Situation des marchés

 

Au cours de la semaine écoulée (de vendredi à jeudi), l'indice S&P 500 a progressé de +2,4 %, à 4 510 points. Le marché est porté par l’espoir d’un atterrissage en douceur de l’économie américaine résultant d’un marché du travail résilient et d’une désinflation plus rapide.

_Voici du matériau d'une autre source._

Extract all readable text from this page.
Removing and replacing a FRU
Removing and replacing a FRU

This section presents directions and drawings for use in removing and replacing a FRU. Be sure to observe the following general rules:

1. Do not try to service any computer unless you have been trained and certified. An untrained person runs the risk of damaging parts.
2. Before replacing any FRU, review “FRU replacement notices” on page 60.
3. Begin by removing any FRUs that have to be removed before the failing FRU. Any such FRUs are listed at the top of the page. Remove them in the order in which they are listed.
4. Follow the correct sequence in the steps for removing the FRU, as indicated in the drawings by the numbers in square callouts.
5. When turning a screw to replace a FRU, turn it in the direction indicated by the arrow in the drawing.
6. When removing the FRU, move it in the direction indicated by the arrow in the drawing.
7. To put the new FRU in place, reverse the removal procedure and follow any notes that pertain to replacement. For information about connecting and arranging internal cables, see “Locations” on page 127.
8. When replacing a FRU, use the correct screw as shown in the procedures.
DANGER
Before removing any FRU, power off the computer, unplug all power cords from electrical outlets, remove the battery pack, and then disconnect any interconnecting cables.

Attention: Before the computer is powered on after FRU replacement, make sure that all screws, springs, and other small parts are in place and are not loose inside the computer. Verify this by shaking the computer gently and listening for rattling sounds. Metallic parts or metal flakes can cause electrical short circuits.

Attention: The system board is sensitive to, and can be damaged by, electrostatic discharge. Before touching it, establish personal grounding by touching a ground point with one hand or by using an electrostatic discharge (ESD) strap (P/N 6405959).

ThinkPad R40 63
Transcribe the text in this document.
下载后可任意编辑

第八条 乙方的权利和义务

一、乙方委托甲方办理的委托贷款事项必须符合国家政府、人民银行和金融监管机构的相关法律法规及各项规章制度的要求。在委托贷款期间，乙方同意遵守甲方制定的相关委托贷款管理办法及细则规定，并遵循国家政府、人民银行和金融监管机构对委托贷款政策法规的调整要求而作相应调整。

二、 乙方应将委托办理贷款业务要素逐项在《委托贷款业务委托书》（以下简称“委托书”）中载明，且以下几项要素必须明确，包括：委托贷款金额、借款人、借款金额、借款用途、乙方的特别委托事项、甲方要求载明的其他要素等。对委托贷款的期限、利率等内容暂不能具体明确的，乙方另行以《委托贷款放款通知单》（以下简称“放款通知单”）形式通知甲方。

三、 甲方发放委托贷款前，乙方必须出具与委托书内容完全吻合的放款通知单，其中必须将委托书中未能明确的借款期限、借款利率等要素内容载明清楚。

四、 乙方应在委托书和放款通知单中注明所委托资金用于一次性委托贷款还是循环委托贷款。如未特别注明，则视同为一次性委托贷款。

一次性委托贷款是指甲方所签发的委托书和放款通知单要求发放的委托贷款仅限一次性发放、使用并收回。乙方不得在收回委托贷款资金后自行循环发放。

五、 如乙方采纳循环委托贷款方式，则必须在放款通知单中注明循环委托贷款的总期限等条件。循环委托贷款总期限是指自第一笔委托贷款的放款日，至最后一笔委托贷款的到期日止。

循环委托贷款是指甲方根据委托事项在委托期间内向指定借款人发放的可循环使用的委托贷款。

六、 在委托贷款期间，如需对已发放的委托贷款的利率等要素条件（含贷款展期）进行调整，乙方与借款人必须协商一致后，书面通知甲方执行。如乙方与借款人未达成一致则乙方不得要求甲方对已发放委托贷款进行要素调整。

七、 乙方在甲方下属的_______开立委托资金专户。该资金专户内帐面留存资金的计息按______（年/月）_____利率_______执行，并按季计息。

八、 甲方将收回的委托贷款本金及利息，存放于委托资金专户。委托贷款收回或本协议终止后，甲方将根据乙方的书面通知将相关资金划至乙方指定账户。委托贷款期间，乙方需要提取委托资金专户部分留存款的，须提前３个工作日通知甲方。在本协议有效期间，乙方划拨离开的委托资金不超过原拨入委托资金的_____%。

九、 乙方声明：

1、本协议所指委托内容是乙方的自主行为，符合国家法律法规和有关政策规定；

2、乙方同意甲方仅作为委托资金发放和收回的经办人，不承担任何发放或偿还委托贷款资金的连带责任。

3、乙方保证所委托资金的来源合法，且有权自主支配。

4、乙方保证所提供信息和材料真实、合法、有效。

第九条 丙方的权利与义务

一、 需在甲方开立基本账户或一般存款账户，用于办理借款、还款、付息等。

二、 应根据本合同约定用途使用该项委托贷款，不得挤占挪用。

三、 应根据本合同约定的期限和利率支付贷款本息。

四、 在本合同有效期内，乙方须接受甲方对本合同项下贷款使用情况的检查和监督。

Le rendement des obligations souveraines (Treasuries) à 2 ans a diminué de ‑4 points, à 4,6 % et celui des obligations souveraines à 10 ans a de ‑2 points, à 3,8 %. Cette baisse s’explique notamment par la publication des derniers chiffres de l’inflation qui ont surpris à la baisse, réduisant ainsi les anticipations d’un resserrement monétaire aussi fort que signalé lors du dernier FOMC et dans les minutes publiées le 5 juillet.

 

Brèves


-Le président de la Fed de Saint Louis, James Bullard, a annoncé le 13 juillet sa démission pour devenir le doyen de la Business School de l’Université Purdue à compter du 15 août. Kathleen O’Neill Pease, actuellement première vice-présidente et directrice des opérations assurera l’intérim de la présidence de la Fed de Saint Louis après son départ.

 

-La Chambre des Représentants a adopté le 11 juillet une loi (qui doit ensuite être étudiée au Sénat) demandant à la SEC de prolonger de six mois un régime dérogatoire mis en place à la suite de l’adoption de la directive MiFID II dans l’Union européenne. Ce régime d’exemption permet aux courtiers de recevoir des paiements distincts pour leurs travaux de recherche sans être soumis à la réglementation de conseiller en investissement (investment adviser).

 

-La SEC a publié le 12 juillet une proposition de règle visant à renforcer la protection des clients des courtiers. La proposition exigerait des courtiers détenant plus de 250 M USD de cash pour le compte de leurs clients qu'ils déterminent chaque jour (et non plus chaque semaine) les montants des réserves qu’ils doivent constituer en face de ces actifs.

 

-Le 13 juillet, dans le cadre de l’affaire opposant la SEC à la société Ripple Labs, émettrice du crypto-actif XRP, la juge de district Analisa Torres a statué que XRP ne constituait pas « en soi » un titre financier (security - au sens de la réglementation américaine), mais que les circonstances en l’espèce de vente du XRP à des investisseurs institutionnels l’assimilait à une security. Cette décision a été accueillie favorablement par le secteur des crypto-actifs, et a fait bondir le cours du XRP (+ 73 % sur la journée) et des autres crypto-actifs (+4,1 % pour Bitcoin ; +6,52 % pour Ethereum), ainsi que celui de la plateforme Coinbase (+25 %) qui fait l’objet d’une action en justice de la SEC

 

-Les sénatrices Cynthia Lummis (R – Wyoming) et Kirsten Gillibrand (D – New York) ont déposé le 12 juillet une nouvelle proposition de loi bipartisane sur la régulation des crypto‑actifs. La proposition prévoit que la Commodity Futures Trading Commission (CFTC, régulateur des marchés de dérivés) devienne le régulateur principal des plateformes d’échanges. Elle réserverait l’émission de stablecoins aux banques et aux titulaires d’une licence dédiée. La proposition prévoit aussi la ségrégation des actifs des clients et la conservation des actifs par un tiers.

 

-Les sénateurs Ron Wyden (D – Oregon) et Mike Crapo (R – Idaho), qui dirigent la commission financière du sénat (compétente pour les questions fiscales) ont  initié une consultation publique sur les enjeux de taxation des crypto-actifs.